Julio César Nunes Ito*

 

 


RESUMO

Num movimento de resgate do valor terapêutico da música, este artigo procura ampliar as possibilidades de recursos a serem trabalhados no setting clínico junguiano. Através de uma revisão de literatura da psicologia analítica, percebeu-se uma carência de material relacionado à música como um recurso terapêutico.

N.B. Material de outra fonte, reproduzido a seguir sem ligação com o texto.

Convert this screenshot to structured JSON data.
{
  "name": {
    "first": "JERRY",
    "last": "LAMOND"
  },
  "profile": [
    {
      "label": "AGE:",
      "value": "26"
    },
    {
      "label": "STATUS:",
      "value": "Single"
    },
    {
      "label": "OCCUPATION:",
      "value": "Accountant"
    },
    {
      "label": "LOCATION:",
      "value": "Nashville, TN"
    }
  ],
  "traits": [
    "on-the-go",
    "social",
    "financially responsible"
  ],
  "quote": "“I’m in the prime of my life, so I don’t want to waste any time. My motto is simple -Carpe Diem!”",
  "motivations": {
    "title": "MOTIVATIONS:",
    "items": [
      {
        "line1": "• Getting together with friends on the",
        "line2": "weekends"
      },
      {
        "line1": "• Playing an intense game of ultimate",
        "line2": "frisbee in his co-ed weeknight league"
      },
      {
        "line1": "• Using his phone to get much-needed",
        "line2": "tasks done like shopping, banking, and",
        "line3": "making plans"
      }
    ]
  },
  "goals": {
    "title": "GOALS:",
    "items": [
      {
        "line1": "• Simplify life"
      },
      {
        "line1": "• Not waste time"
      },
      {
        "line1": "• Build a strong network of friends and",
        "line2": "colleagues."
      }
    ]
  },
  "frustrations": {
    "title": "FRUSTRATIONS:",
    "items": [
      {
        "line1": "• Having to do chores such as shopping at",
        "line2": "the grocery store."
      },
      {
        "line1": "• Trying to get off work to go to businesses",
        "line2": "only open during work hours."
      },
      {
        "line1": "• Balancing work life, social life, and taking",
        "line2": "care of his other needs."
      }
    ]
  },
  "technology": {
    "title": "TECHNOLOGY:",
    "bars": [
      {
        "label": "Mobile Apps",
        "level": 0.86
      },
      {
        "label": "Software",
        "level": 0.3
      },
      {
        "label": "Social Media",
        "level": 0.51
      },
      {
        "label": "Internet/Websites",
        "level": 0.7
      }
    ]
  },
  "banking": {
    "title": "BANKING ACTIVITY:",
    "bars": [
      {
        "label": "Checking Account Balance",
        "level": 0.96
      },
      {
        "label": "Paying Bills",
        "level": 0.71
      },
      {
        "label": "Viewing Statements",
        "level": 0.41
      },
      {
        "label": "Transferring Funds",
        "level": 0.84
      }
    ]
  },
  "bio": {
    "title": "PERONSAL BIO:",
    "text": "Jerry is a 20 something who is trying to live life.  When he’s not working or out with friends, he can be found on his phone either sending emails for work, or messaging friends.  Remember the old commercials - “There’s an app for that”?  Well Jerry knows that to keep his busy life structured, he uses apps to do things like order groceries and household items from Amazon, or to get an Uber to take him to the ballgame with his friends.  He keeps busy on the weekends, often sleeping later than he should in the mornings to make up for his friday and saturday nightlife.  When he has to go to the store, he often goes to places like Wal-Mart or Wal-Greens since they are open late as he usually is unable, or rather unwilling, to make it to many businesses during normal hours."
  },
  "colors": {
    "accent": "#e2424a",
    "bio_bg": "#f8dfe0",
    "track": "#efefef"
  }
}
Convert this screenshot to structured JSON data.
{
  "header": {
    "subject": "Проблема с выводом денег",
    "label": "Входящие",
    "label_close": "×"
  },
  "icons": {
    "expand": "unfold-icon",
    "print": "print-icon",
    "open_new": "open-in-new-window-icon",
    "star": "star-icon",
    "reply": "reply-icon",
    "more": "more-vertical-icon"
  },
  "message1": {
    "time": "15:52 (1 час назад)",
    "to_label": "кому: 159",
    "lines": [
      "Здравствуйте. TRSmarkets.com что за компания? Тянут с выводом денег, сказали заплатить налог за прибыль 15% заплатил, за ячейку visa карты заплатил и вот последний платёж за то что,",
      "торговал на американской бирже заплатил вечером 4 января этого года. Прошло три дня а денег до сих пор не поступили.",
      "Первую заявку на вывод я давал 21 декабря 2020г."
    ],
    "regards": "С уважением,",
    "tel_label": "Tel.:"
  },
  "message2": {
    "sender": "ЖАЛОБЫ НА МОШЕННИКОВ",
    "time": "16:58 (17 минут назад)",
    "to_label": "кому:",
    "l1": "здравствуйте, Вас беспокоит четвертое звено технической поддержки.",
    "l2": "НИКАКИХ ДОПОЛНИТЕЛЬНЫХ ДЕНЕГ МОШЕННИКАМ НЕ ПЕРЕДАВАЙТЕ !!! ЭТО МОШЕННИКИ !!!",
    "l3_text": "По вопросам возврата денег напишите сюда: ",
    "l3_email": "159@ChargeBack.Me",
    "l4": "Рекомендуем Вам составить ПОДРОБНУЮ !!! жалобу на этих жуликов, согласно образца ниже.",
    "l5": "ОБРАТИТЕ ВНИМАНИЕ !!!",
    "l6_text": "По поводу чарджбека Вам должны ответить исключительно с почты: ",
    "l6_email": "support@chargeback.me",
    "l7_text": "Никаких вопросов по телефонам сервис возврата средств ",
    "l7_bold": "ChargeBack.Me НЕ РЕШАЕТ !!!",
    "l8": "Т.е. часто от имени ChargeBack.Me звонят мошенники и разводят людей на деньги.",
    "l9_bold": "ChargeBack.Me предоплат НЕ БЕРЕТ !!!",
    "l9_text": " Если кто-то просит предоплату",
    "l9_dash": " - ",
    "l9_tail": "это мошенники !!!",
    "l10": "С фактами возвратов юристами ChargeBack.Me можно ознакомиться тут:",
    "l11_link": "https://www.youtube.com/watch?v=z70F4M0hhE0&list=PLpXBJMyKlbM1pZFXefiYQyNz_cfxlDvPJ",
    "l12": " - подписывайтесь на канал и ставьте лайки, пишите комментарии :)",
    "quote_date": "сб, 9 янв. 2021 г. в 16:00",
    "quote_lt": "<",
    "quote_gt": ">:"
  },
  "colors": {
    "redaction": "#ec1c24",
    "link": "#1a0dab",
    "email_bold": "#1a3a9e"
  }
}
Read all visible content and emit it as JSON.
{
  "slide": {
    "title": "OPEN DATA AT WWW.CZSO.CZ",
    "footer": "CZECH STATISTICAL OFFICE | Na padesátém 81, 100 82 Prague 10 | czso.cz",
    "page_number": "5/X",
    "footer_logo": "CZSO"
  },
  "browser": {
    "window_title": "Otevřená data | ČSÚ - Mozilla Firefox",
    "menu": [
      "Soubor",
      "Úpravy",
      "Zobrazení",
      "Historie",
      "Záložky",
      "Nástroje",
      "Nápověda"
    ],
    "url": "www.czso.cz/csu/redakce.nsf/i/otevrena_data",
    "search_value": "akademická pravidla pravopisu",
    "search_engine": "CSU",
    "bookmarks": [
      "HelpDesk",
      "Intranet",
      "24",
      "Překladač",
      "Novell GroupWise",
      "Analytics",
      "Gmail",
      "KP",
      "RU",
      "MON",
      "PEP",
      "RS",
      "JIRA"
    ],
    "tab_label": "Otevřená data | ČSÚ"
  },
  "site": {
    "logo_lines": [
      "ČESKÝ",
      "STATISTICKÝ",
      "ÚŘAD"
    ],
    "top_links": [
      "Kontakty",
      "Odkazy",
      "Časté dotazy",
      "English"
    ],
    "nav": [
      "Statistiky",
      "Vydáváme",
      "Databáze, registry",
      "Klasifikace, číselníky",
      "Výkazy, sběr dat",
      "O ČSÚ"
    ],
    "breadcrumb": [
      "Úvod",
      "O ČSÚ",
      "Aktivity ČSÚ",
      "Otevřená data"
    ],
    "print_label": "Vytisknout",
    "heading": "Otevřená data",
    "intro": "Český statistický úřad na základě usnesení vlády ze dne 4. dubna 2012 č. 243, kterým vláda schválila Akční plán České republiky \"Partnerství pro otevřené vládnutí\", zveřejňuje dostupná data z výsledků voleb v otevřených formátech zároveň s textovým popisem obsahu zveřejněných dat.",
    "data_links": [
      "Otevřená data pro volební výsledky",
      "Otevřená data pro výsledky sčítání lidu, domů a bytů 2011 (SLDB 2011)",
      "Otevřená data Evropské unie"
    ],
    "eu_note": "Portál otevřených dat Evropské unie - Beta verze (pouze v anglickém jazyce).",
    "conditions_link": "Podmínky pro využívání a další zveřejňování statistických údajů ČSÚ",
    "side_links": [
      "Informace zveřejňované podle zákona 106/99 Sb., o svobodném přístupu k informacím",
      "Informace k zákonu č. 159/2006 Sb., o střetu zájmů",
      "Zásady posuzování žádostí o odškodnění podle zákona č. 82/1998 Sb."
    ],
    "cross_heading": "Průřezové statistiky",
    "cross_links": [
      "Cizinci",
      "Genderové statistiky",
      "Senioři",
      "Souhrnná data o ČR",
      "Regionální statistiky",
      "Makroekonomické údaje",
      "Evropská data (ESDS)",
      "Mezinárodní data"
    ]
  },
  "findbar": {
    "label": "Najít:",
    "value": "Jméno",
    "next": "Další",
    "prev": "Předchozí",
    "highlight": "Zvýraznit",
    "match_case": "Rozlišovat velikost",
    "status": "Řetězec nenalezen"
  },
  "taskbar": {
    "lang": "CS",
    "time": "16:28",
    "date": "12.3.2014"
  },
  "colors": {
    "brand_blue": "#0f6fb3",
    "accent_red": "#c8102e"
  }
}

A partir deste ponto, são apresentadas algumas reflexões de como a música e o inconsciente podem se relacionar pela perspectiva da psicologia analítica. A experiência pessoal de C. G. Jung com a música, as relações entre música e imaginação ativa, música e neurociências, assim como algumas implicações da utilização desta arte no setting analítico são discutidas neste trabalho. Inserindo a música na clínica junguiana, ela apresentou-se propícia a: estimular a função transcendente, favorecendo a evocação de imagens da psique; rebaixar as defesas egoicas; complementar o trabalho como uma linguagem não verbal e a induzir ao relaxamento, auxiliando a passagem para um estado alterado de consciência, enriquecendo assim o trabalho terapêutico com material simbólico-musical.

Palavras-chave: Música, psicologia analítica, inconsciente, imagem, Jung.


ABSTRACT

In a movement to recover the therapeutic value of music, this article seeks to expand the possibilities of resources to be worked in the jungian clinical setting. Through a literature review of analytical psychology, it was perceived a lack of material related to music as a therapeutic resource. From this point on, some reflections are presented on how music and the unconscious can be related from the perspective of analytical psychology. C. G. Jung's personal experience with music, the relationships between music and active imagination, music and neurosciences, as well as some implications of the use of this art in the analytical setting are discussed in this paper. Inserting the music in the jungian clinic, it was propitious to: stimulate the transcendent function, favoring the evocation of images of the psyche; to lower egoic defenses; to complement the work as a non-verbal language and to induce relaxation, aiding the transition to an altered state of consciousness, thus enriching the therapeutic work with symbolic-musical material.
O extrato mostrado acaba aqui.